The parameter `error_rate_type` indicates the type of measurement error rate, ie WER or CER; `ref.txt` and `decoding.txt` represent the reference text and the actually decoded text in the same format:
```
key1 text1
key2 text2
key3 text3
...
```
### Aishell example
This section uses the [Aishell dataset](http://www.aishelltech.com/kysjcp) as an example to show how to perform data preprocessing to decoding output. Aishell is an open Chinese Mandarin speech database published by Beijing Shell Shell Technology Co.,Ltd. It is 178 hours long and contains 400 voices from different accent area recorders. The original data can be obtained from [openslr](http://www.openslr.org/33). To simplify the process, here is a data set that has been preprocessed for download:
```
cd examples/aishell
sh prepare_data.sh
```
It includes the training data of the acoustic model and the auxiliary files used in the decoding process. After download data, the training process can be analyzed before starting the training.
```
sh profile.sh
```
Training:
```
sh train.sh
```
The default is to use 4 GPUs for training. In the actual process, the arguments such as batch_size and learning rate can be dynamically adjusted according to the number of available GPUs and the size of the memory. The typical curves for cost and accuracy during training are shown in Figure 2.
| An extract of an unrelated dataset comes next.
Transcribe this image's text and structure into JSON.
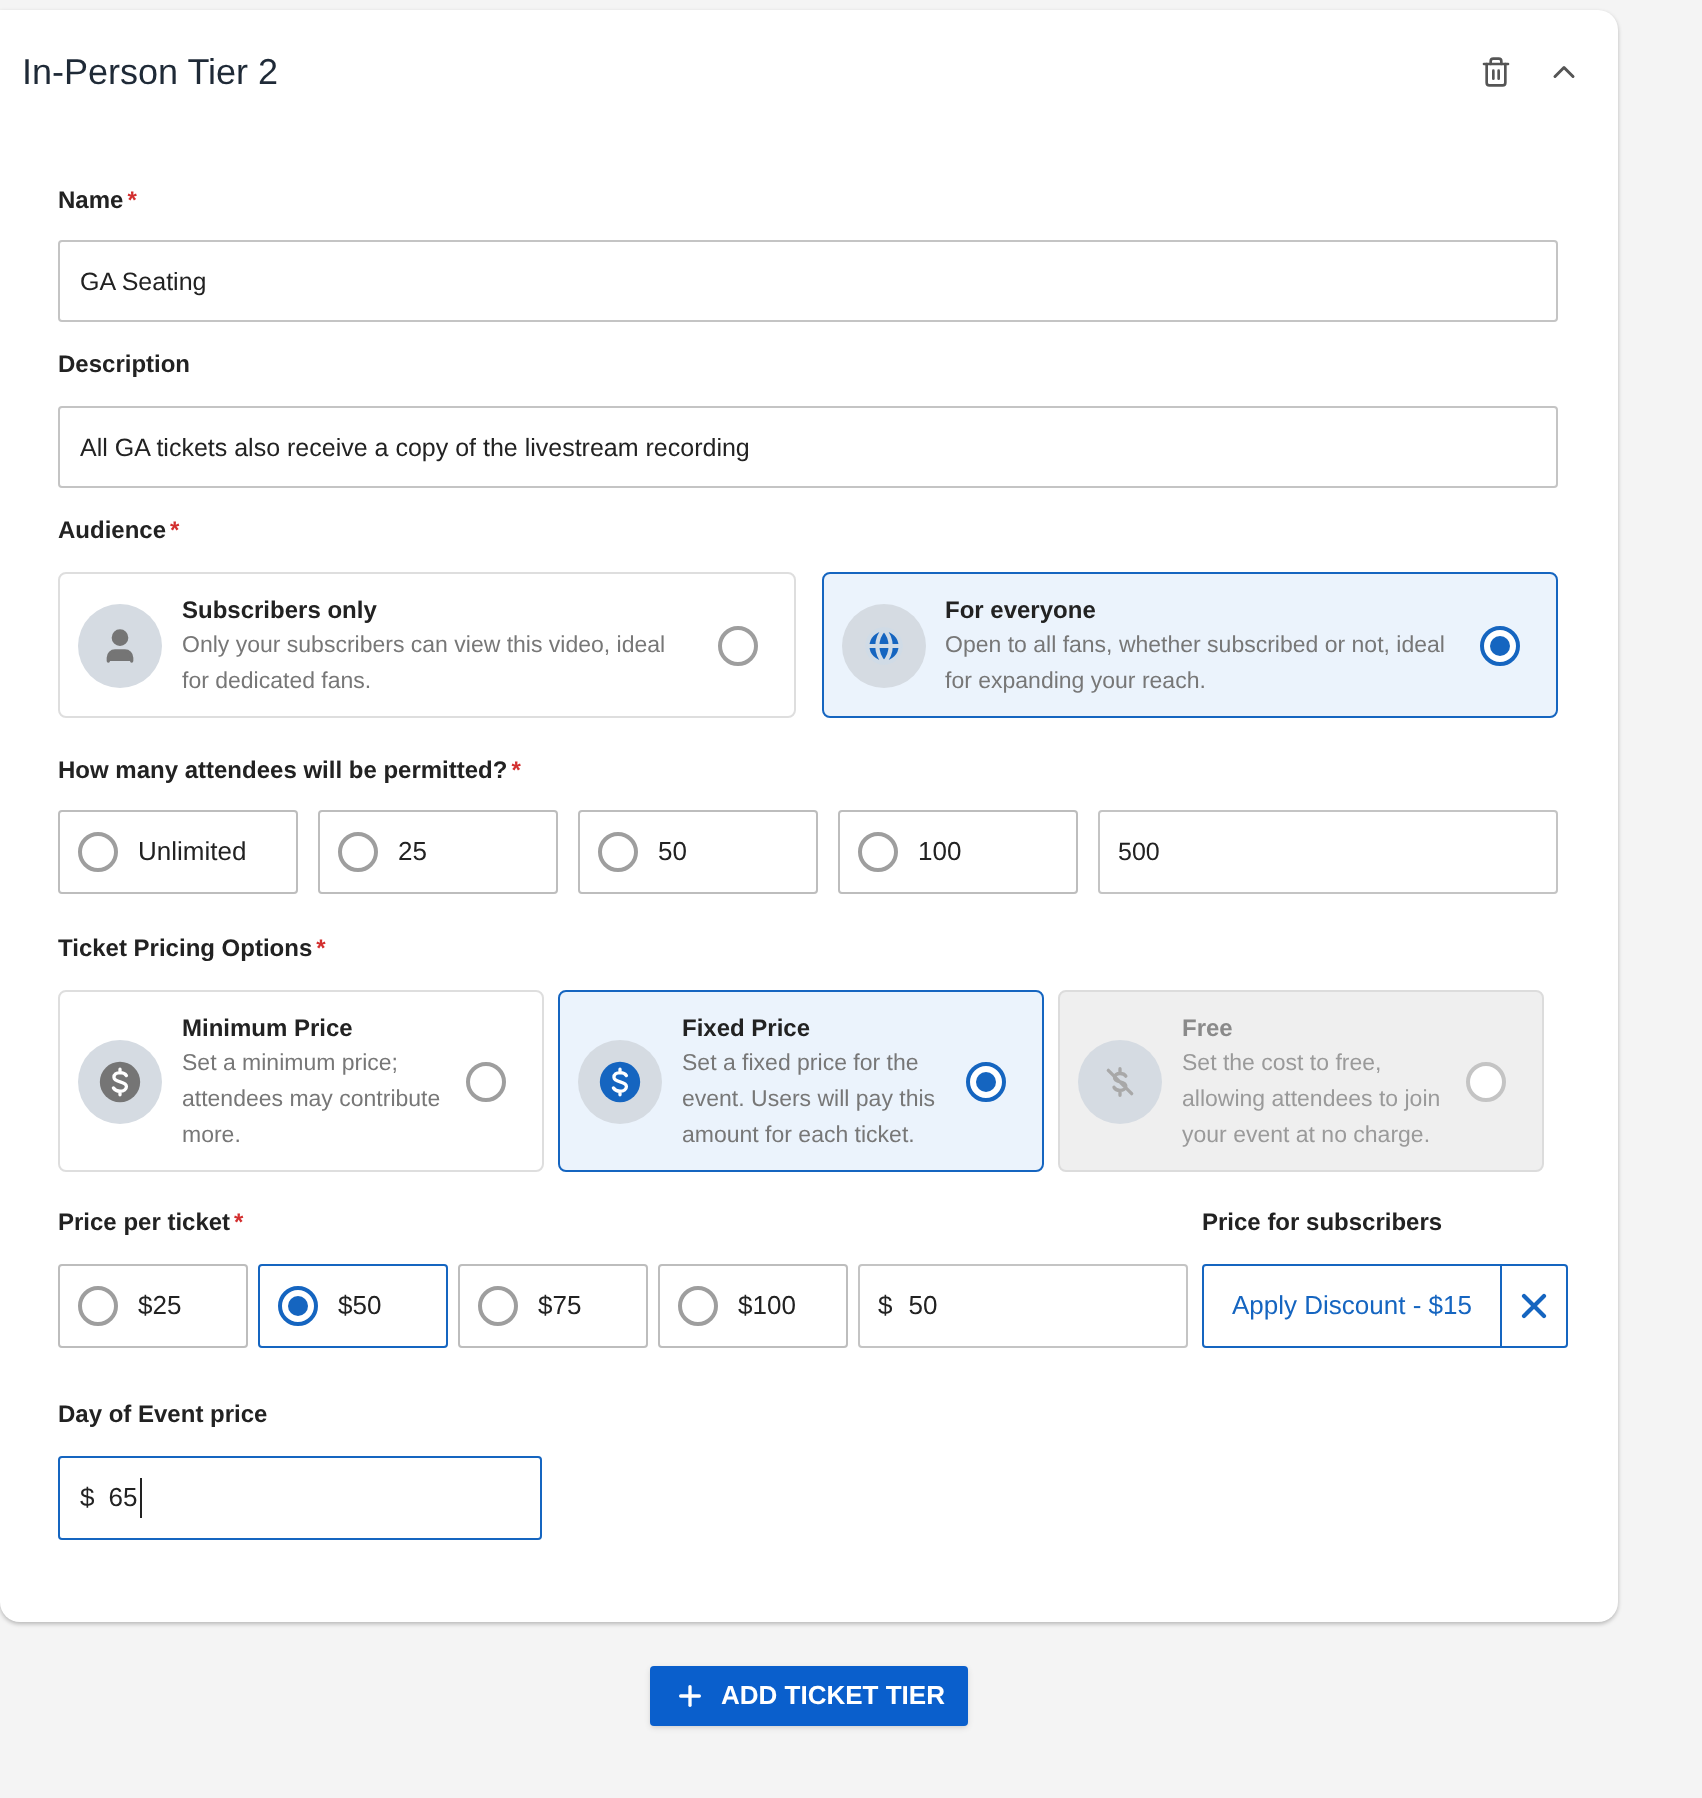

图2 The learning curve of the acoustic model on the Aishell dataset
</p>
After training, you can perform infer to identify the text in the test data:
```
sh infer_by_ckpt.sh
```
It includes two important processes: the prediction of the acoustic model and decoding output. The following is an example of the decoded output:
```
...
BAC009S0764W0239 十一 五 期间 我 国 累计 境外 投资 七千亿 美元
BAC009S0765W0140 在 了解 送 方 的 资产 情况 与 需求 之后
BAC009S0915W0291 这 对 苹果 来说 不 是 件 容易 的 事 儿
BAC009S0769W0159 今年 土地 收入 预计 近 四万亿 元
BAC009S0907W0451 由 浦东 商店 作为 掩护
BAC009S0768W0128 土地 交易 可能 随着 供应 淡季 的 到来 而 降温
...
```
Each line corresponds to an output, starting with the keyword of the audio sample, followed by the decoded Chinese text separated by words. Run the script to evaluate the character error rate (CER) after decoding:
```
sh score_cer.sh
```
Its output sample is shown below:
```
Error rate[cer] = 0.101971 (10683/104765),
total 7176 sentences in hyp, 0 not presented in ref.
```
Using an acoustic model trained for about 20 epoch, you can get about 10% of CER recognition results on Aishell test data.
### Question and Contribution
TBD
DeepASR currently only has Aishell instances open, and we welcome users to test the complete training process on more data sets and contribute to this project.